Greens candidate Mick Jones
Mr Jones said crime was a tough issue because the media and politicians stirred up a lot of fear, making people feel that the only way they could be safe was to be ‘tough on crime’ – but far worse criminal behaviour gets a wrist slap.
“Other political parties let powerful institutions like the banks and the Catholic Church get away with shocking behaviour. It’s disgraceful what goes on in those ‘elite’ institutions, as revealed in multiple Royal Commissions,” Mr Jones said.
“A study by the University of Melbourne found that bank ‘misconduct’ had cost Australians over $201 billion over the last five years. Based on Queensland’s share of the economy that means Queenslanders have been ripped off to the tune of $38 billion.
“Other parties take huge donations and other forms of support from big institutions like the Banks, the Mining Industry, and the Catholic Church. The former QLD Labor Premier Anna Bligh became the head of the Australian banking association just as those big scandals hit the industry.”
He said politicians talked big, but they actually took a soft, cautious, hands-off approach towards that sort of ‘elite’ criminal behaviour.
“Those same politicians then say we should take a hard line, super harsh approach to kids in our community who shoplift or break a window,” he said.
“So-called ‘tough on youth crime’ policies do not make our community safer, and inflict terrible damage on the kids and families who are targeted. We’ve seen how badly it’s gone wrong in Western Australia, and the Northern Territory.

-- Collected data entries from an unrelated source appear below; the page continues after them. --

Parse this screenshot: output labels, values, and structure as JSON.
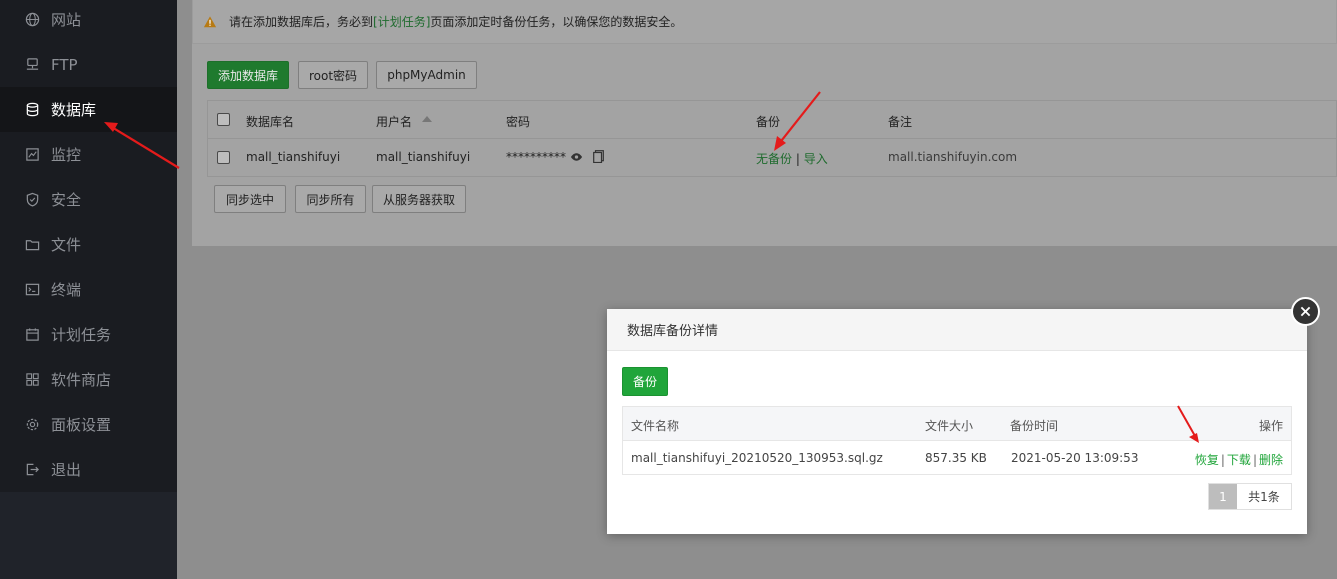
{
  "sidebar": {
    "items": [
      {
        "label": "网站",
        "icon": "globe-icon"
      },
      {
        "label": "FTP",
        "icon": "ftp-icon"
      },
      {
        "label": "数据库",
        "icon": "database-icon",
        "active": true
      },
      {
        "label": "监控",
        "icon": "monitor-icon"
      },
      {
        "label": "安全",
        "icon": "shield-icon"
      },
      {
        "label": "文件",
        "icon": "folder-icon"
      },
      {
        "label": "终端",
        "icon": "terminal-icon"
      },
      {
        "label": "计划任务",
        "icon": "calendar-icon"
      },
      {
        "label": "软件商店",
        "icon": "grid-icon"
      },
      {
        "label": "面板设置",
        "icon": "gear-icon"
      },
      {
        "label": "退出",
        "icon": "logout-icon"
      }
    ]
  },
  "notice": {
    "prefix": "请在添加数据库后，务必到",
    "link": "[计划任务]",
    "suffix": "页面添加定时备份任务，以确保您的数据安全。"
  },
  "toolbar": {
    "add_db": "添加数据库",
    "root_pwd": "root密码",
    "phpmyadmin": "phpMyAdmin"
  },
  "db_table": {
    "headers": {
      "name": "数据库名",
      "user": "用户名",
      "password": "密码",
      "backup": "备份",
      "note": "备注"
    },
    "rows": [
      {
        "name": "mall_tianshifuyi",
        "user": "mall_tianshifuyi",
        "password": "**********",
        "backup_none": "无备份",
        "backup_sep": "|",
        "import": "导入",
        "note": "mall.tianshifuyin.com"
      }
    ]
  },
  "sync": {
    "selected": "同步选中",
    "all": "同步所有",
    "from_server": "从服务器获取"
  },
  "modal": {
    "title": "数据库备份详情",
    "backup_btn": "备份",
    "headers": {
      "file": "文件名称",
      "size": "文件大小",
      "time": "备份时间",
      "ops": "操作"
    },
    "rows": [
      {
        "file": "mall_tianshifuyi_20210520_130953.sql.gz",
        "size": "857.35 KB",
        "time": "2021-05-20 13:09:53",
        "restore": "恢复",
        "download": "下载",
        "delete": "删除",
        "sep": "|"
      }
    ],
    "pager": {
      "current": "1",
      "total": "共1条"
    }
  },
  "colors": {
    "accent_green": "#20a53a",
    "sidebar_bg": "#20232a",
    "arrow_red": "#e41b1b"
  }
}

“I challenge any candidate to show a real world example of these policies actually making a community safer. The truth is, the more someone is incarcerated, the worse the result for them, their family, and their community.
“We all know what really works when times are tough- we need to lift each other up, not kick a family when it’s down.”
He said this was part of the Green’s plan to make our community safer, and help kids and families find their way out of tough times:
- Genuinely Free Public schools, including ending all school fees and costs for public schools, and putting tens of millions of dollars into local public schools who desperately need it.
- Six bulk billing community health clinics around Rockhampton, creating 72 jobs for doctors and nurses, so families can get the care they need, when they need it.
- 1,800 well designed, safe, public homes over four years in Rockhampton, creating 364 jobs per year, and giving families the stability they need to get back on their feet, and care for their kids. And those are homes for life, so people aren’t tossed out of their homes when they get their life back on track.
- Free Sports Club Memberships for all under-18s, $10,000 grants to sports clubs to help upgrade facilities, and a $150 rebate to parents for the purchase of sports equipment.